US 12,136,034 B2
	Dynamic gradient aggregation for training neural networks
Dimitrios B. Dimitriadis, Bellevue, WA (US); Kenichi Kumatani, Sammamish, WA (US); Robert Peter Gmyr, Bellevue, WA (US); Masaki Itagaki, Redmond, WA (US); Yashesh Gaur, Redmond, WA (US); Nanshan Zeng, Bellevue, WA (US); and Xuedong Huang, Bellevue, WA (US)
Assigned to Microsoft Technology Licensing, LLC, Redmond, WA (US)
Filed by Microsoft Technology Licensing, LLC, Redmond, WA (US)
Filed on Jul. 31, 2020, as Appl. No. 16/945,715.
Prior Publication US 2022/0036178 A1, Feb. 3, 2022
Int. Cl. G06N 3/08 (2023.01); G06N 3/04 (2023.01)
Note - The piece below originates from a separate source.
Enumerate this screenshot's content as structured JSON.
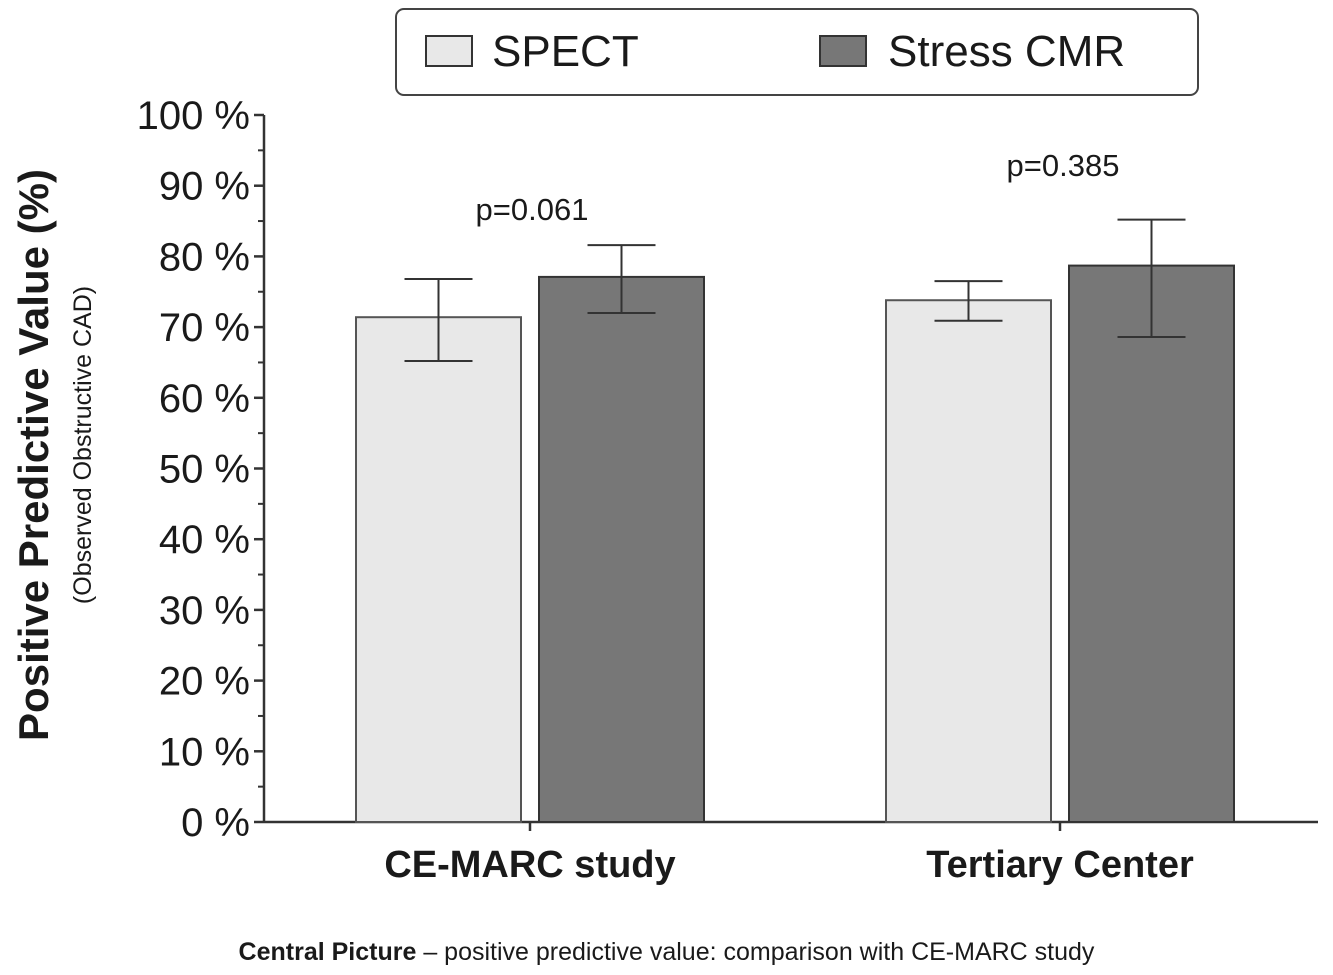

CPC G06N 3/08 (2013.01) [G06N 3/04 (2013.01)]

20 Claims

1. A system for training an automated speech recognition (ASR) neural network model, the system comprising:

at least one processor; and

at least one memory comprising computer program code, the at least one memory and the computer program code configured to, with the at least one processor, cause the at least one processor to:

apply the ASR neural network model to each data set of a plurality of data sets representing speech data;

generate a plurality of gradients based on applying the ASR neural network model to each data set of the plurality of data sets, wherein an individual gradient of the plurality of gradients is generated based on an individual data set of the plurality of data sets;

determine, prior to updating the ASR neural network model, a plurality of gradient quality metrics for the plurality of gradients;

calculate, prior to updating the ASR neural network model, initial weight factors for the plurality of gradients based on the plurality of gradient quality metrics such that gradients generated from undistorted speech are assigned higher initial weight factors than gradients generated from distorted speech in advance of initial training processes associated with the plurality of data sets;

transform, prior to updating the ASR neural network model, the plurality of gradients into a plurality of weighted gradients based on the initial weight factors;

generate, prior to updating the ASR neural network model, a global gradient based on an aggregation of the plurality of weighted gradients; and

update the ASR neural network model based on the global gradient such that the resulting updated ASR neural network model is based on the initial training processes associated with the plurality of data sets, wherein the updated ASR neural network model, when applied to the individual data set, performs a task for ASR based on the individual data set and provides model output based on performing the task.